Today I will cover some of the anomalous holiday policies that govern our working lives in Japan.
New Year's break. This is an interesting holiday period because it varies by each company. However, many foreign affiliates either follow the bank holiday system, which is from December 31st through January 3rd, or the government offices holiday break, which is from December 29th through January 3rd. If your company services other companies it probably follows the bank calendar. If it makes products, then it probably follows the government calendar. Or, if you're like our firm, we hybridize and give our people a break from December 29th, while maintaining a skeleton staff on for the very few customer calls that might come in. Those working on the 30th or 31st get two days in compensation at some other time in the year.

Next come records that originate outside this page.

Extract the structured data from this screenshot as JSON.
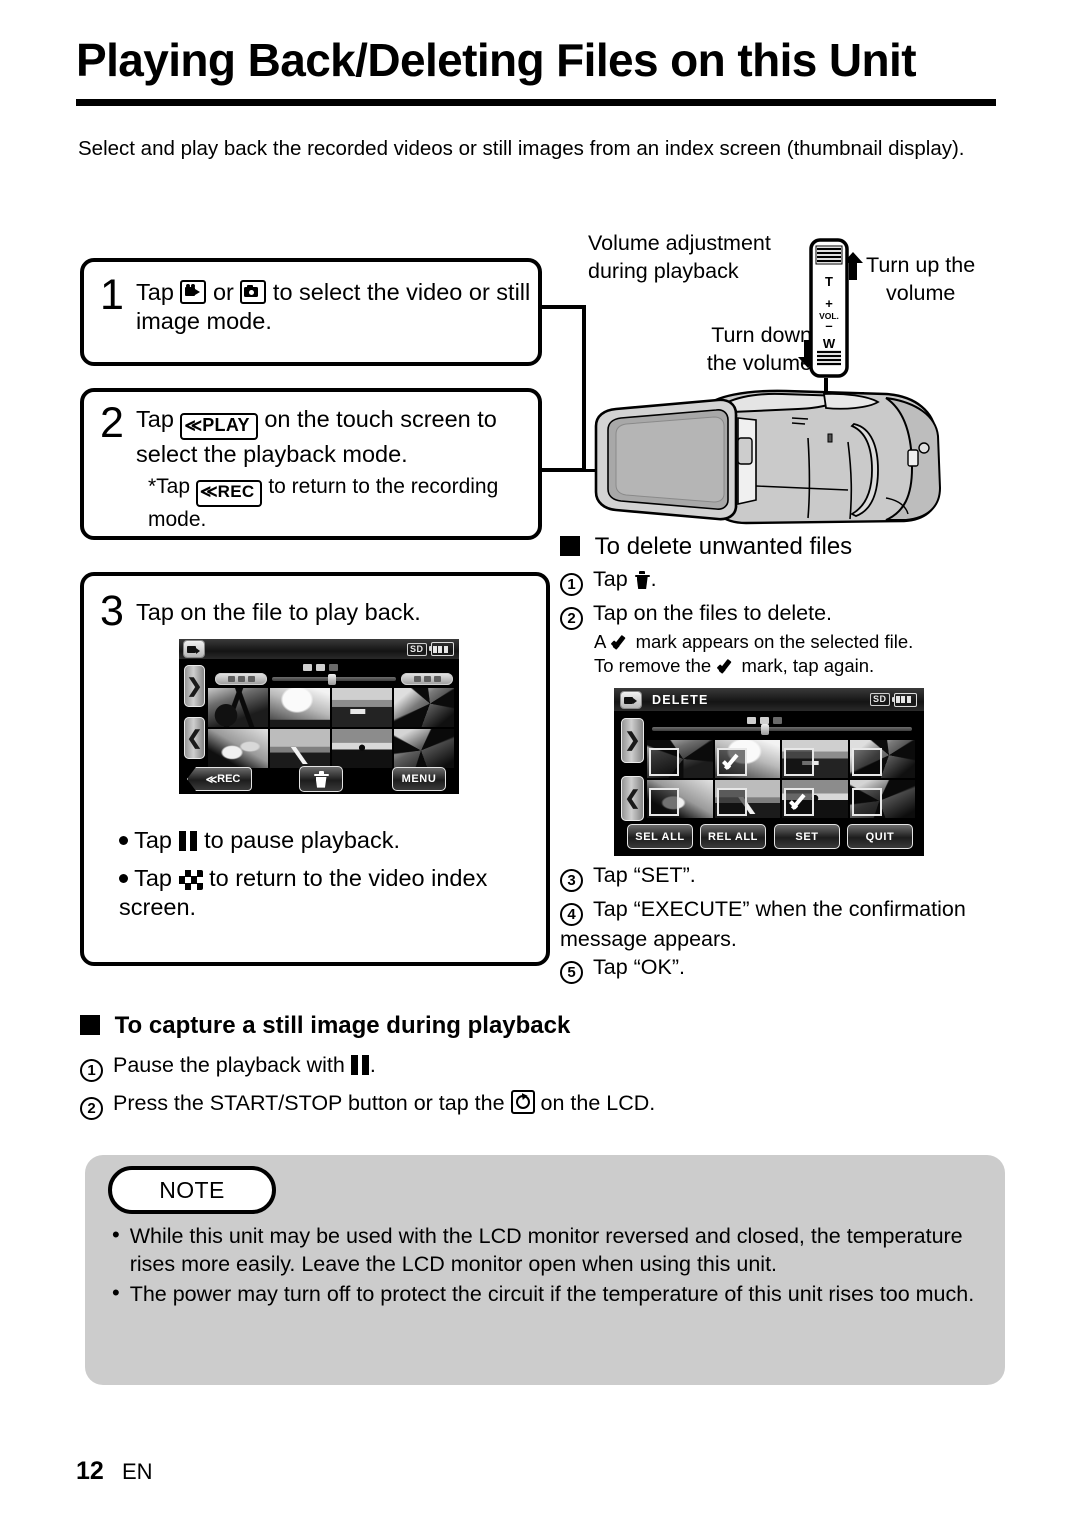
{
  "page": {
    "title": "Playing Back/Deleting Files on this Unit",
    "intro": "Select and play back the recorded videos or still images from an index screen (thumbnail display).",
    "number": "12",
    "language": "EN"
  },
  "steps": [
    {
      "number": "1",
      "text_before": "Tap",
      "icon_a": "video-mode-icon",
      "text_mid": "or",
      "icon_b": "still-image-mode-icon",
      "text_after": "to select the video or still image mode."
    },
    {
      "number": "2",
      "text_before": "Tap",
      "token": "PLAY",
      "text_after": "on the touch screen to select the playback mode.",
      "note_prefix": "*Tap",
      "note_token": "REC",
      "note_after": "to return to the recording mode."
    },
    {
      "number": "3",
      "text": "Tap on the file to play back.",
      "bullets": [
        {
          "before": "Tap",
          "icon": "pause-icon",
          "after": "to pause playback."
        },
        {
          "before": "Tap",
          "icon": "index-screen-icon",
          "after": "to return to the video index screen."
        }
      ]
    }
  ],
  "volume": {
    "caption_line1": "Volume adjustment",
    "caption_line2": "during playback",
    "turn_up_line1": "Turn up the",
    "turn_up_line2": "volume",
    "turn_down_line1": "Turn down",
    "turn_down_line2": "the volume",
    "lever_top": "T",
    "lever_plus": "+",
    "lever_label": "VOL.",
    "lever_minus": "–",
    "lever_bottom": "W"
  },
  "index_screen": {
    "mode_icon": "video-mode-icon",
    "title": "",
    "sd_badge": "SD",
    "battery_icon": "battery-icon",
    "next_arrow": "❯",
    "prev_arrow": "❮",
    "buttons": {
      "rec": "REC",
      "delete": "delete-icon",
      "menu": "MENU"
    },
    "thumbnail_count": 8
  },
  "delete_section": {
    "heading": "To delete unwanted files",
    "items": [
      {
        "num": "1",
        "before": "Tap",
        "icon": "trash-icon",
        "after": "."
      },
      {
        "num": "2",
        "text": "Tap on the files to delete."
      },
      {
        "num": "3",
        "text": "Tap “SET”."
      },
      {
        "num": "4",
        "text": "Tap “EXECUTE” when the confirmation message appears."
      },
      {
        "num": "5",
        "text": "Tap “OK”."
      }
    ],
    "check_note_line1_a": "A",
    "check_note_line1_b": "mark appears on the selected file.",
    "check_note_line2_a": "To remove the",
    "check_note_line2_b": "mark, tap again."
  },
  "delete_screen": {
    "mode_icon": "video-mode-icon",
    "title": "DELETE",
    "sd_badge": "SD",
    "battery_icon": "battery-icon",
    "next_arrow": "❯",
    "prev_arrow": "❮",
    "buttons": [
      "SEL ALL",
      "REL ALL",
      "SET",
      "QUIT"
    ],
    "thumbnail_count": 8,
    "checked_indices": [
      1,
      6
    ]
  },
  "capture_section": {
    "heading": "To capture a still image during playback",
    "item1": {
      "num": "1",
      "before": "Pause the playback with",
      "icon": "pause-icon",
      "after": "."
    },
    "item2": {
      "num": "2",
      "before": "Press the START/STOP button or tap the",
      "icon": "snapshot-icon",
      "after": "on the LCD."
    }
  },
  "note": {
    "label": "NOTE",
    "bullets": [
      "While this unit may be used with the LCD monitor reversed and closed, the temperature rises more easily. Leave the LCD monitor open when using this unit.",
      "The power may turn off to protect the circuit if the temperature of this unit rises too much."
    ]
  },
  "colors": {
    "note_bg": "#cccccc",
    "lcd_bg": "#000000",
    "body_fill": "#c8c8c8"
  }
}
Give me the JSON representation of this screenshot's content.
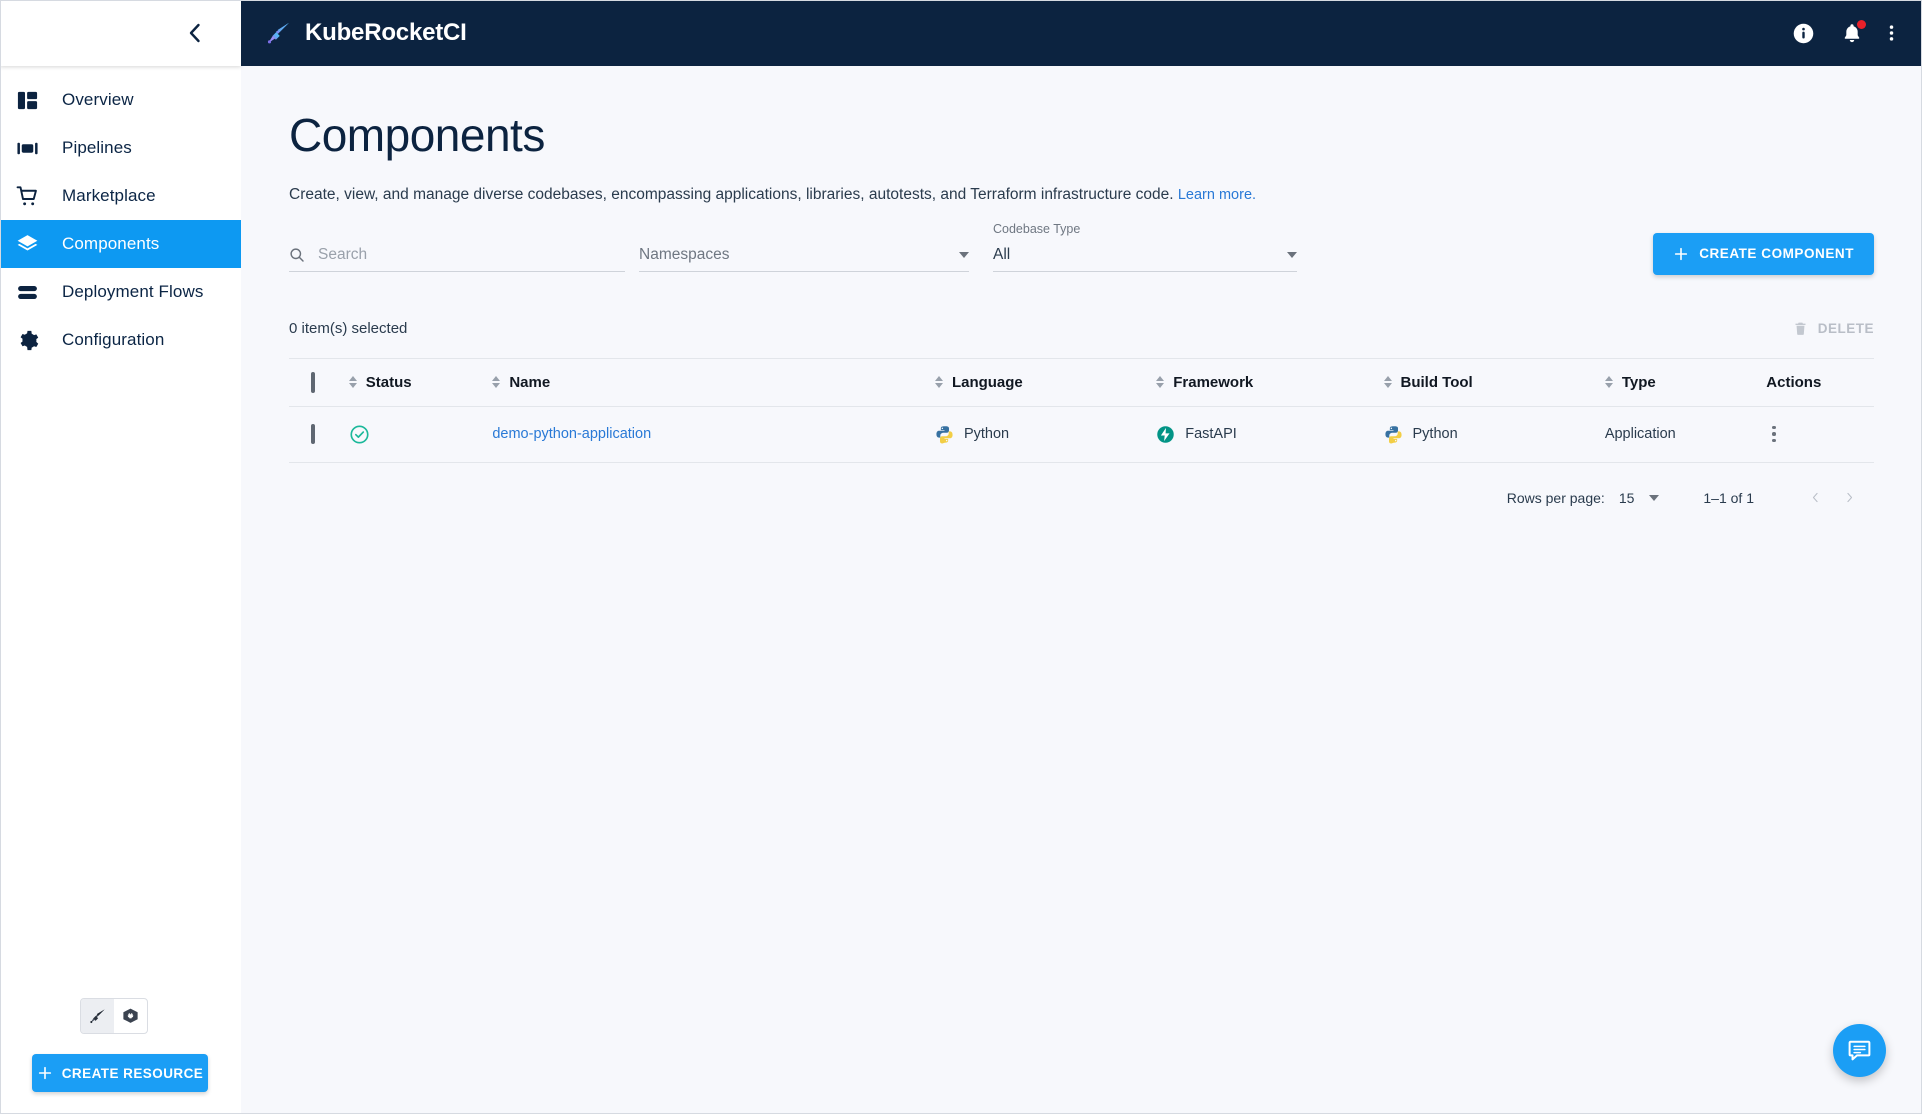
{
  "app": {
    "brand_name": "KubeRocketCI",
    "brand_logo_icon": "rocket-sword-logo-icon",
    "accent_color": "#1b9ef5",
    "topbar_color": "#0c2340",
    "background_color": "#f7f8fc"
  },
  "topbar": {
    "info_icon": "info-circle-icon",
    "notifications_icon": "bell-icon",
    "notifications_has_unread": true,
    "overflow_icon": "more-vertical-icon"
  },
  "sidebar": {
    "collapse_icon": "chevron-left-icon",
    "items": [
      {
        "label": "Overview",
        "icon": "dashboard-grid-icon",
        "active": false
      },
      {
        "label": "Pipelines",
        "icon": "pipelines-icon",
        "active": false
      },
      {
        "label": "Marketplace",
        "icon": "shopping-cart-icon",
        "active": false
      },
      {
        "label": "Components",
        "icon": "layers-icon",
        "active": true
      },
      {
        "label": "Deployment Flows",
        "icon": "deployment-flows-icon",
        "active": false
      },
      {
        "label": "Configuration",
        "icon": "gear-icon",
        "active": false
      }
    ],
    "view_toggle": [
      {
        "name": "krci-view",
        "icon": "rocket-sword-icon",
        "selected": true
      },
      {
        "name": "kubernetes-view",
        "icon": "kubernetes-wheel-icon",
        "selected": false
      }
    ],
    "create_resource_label": "CREATE RESOURCE",
    "create_resource_icon": "plus-icon"
  },
  "page": {
    "title": "Components",
    "description": "Create, view, and manage diverse codebases, encompassing applications, libraries, autotests, and Terraform infrastructure code.",
    "learn_more_label": "Learn more."
  },
  "filters": {
    "search": {
      "placeholder": "Search",
      "value": "",
      "icon": "search-icon"
    },
    "namespaces": {
      "label": "",
      "placeholder": "Namespaces",
      "value": "",
      "icon": "chevron-down-icon"
    },
    "codebase_type": {
      "label": "Codebase Type",
      "value": "All",
      "icon": "chevron-down-icon"
    },
    "create_component_label": "CREATE COMPONENT",
    "create_component_icon": "plus-icon"
  },
  "selection": {
    "summary": "0 item(s) selected",
    "delete_label": "DELETE",
    "delete_icon": "trash-icon"
  },
  "table": {
    "select_all_checkbox": "unchecked",
    "columns": [
      {
        "label": "Status",
        "sortable": true
      },
      {
        "label": "Name",
        "sortable": true
      },
      {
        "label": "Language",
        "sortable": true
      },
      {
        "label": "Framework",
        "sortable": true
      },
      {
        "label": "Build Tool",
        "sortable": true
      },
      {
        "label": "Type",
        "sortable": true
      },
      {
        "label": "Actions",
        "sortable": false
      }
    ],
    "rows": [
      {
        "checkbox": "unchecked",
        "status": "ok",
        "status_icon": "check-circle-icon",
        "status_color": "#1bb89a",
        "name": "demo-python-application",
        "language": "Python",
        "language_icon": "python-logo-icon",
        "framework": "FastAPI",
        "framework_icon": "fastapi-logo-icon",
        "framework_color": "#029486",
        "build_tool": "Python",
        "build_tool_icon": "python-logo-icon",
        "type": "Application",
        "actions_icon": "more-vertical-icon"
      }
    ]
  },
  "pagination": {
    "rows_per_page_label": "Rows per page:",
    "rows_per_page_value": "15",
    "range_label": "1–1 of 1",
    "prev_icon": "chevron-left-icon",
    "next_icon": "chevron-right-icon"
  },
  "fab": {
    "icon": "chat-message-icon",
    "color": "#1b9ef5"
  }
}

Do you get extra paid leave for the New Year break or does it come out of your holiday allocation? Almost all companies do pay the extra. They will announce the year-end holiday schedule around August or September and you can start planning from that point. Keep in mind, though, that both the length of the break and the decision to pay employees for it is up to each company, so check first before booking air tickets.
What about Christmas? This is just a commercial celebration in Japan and most companies will not happily give Christmas Day off, even if you're a foreigner. So be ready to either skip it, or negotiate well in advance for Christmas to be one of your scheduled holidays.
In Japan, many companies give their employees holidays in Obon (a Buddhist festival remembering one's ancestors that happens on 15th day of the 7th month of the old lunar calendar) to allow them visit family grave. This happens around August 13th through 16th. I guess this is also practical to give holidays around this time, as heat of summer can result in low productivity of employee.
Although the law provides everyone 10 days annual leave, to be taken in principle when you want to take it, there is another legal provision that allows the company to reach agreement with the union or the representative of majority of the employees to bunch part of everyone's leave allowance into the summer break. So, if you're in such a company and they mandate a week or so of summer holidays, you have no option but to take them.
For those of us working for foreign affiliated companies, the significance of Obon holidays is much reduced. There are no actual public holidays during the Obon period and so many of us keep working. If you want to take time off with family, you'll need to use some of your holiday allowance. Needless to say, there are still a lot of companies in Japan that give Obon holidays and when they shut down for few days, the highways and trains are jam-packed with people heading to their ancestral homes. I strongly suggest trying to move the summer break with the kids either ahead or after the Obon period.
Resigning. A reader wrote in and asked what happens to your holidays if you resign. The rule is that you are supposed to give a minimum 2 weeks notice and if you have holidays left over, you can still take them. What most companies will do, though, if you're giving them just 2 weeks, is to offer to buy out your holidays and have you do a proper handover of job responsibilities to another employee ("hikitsugi").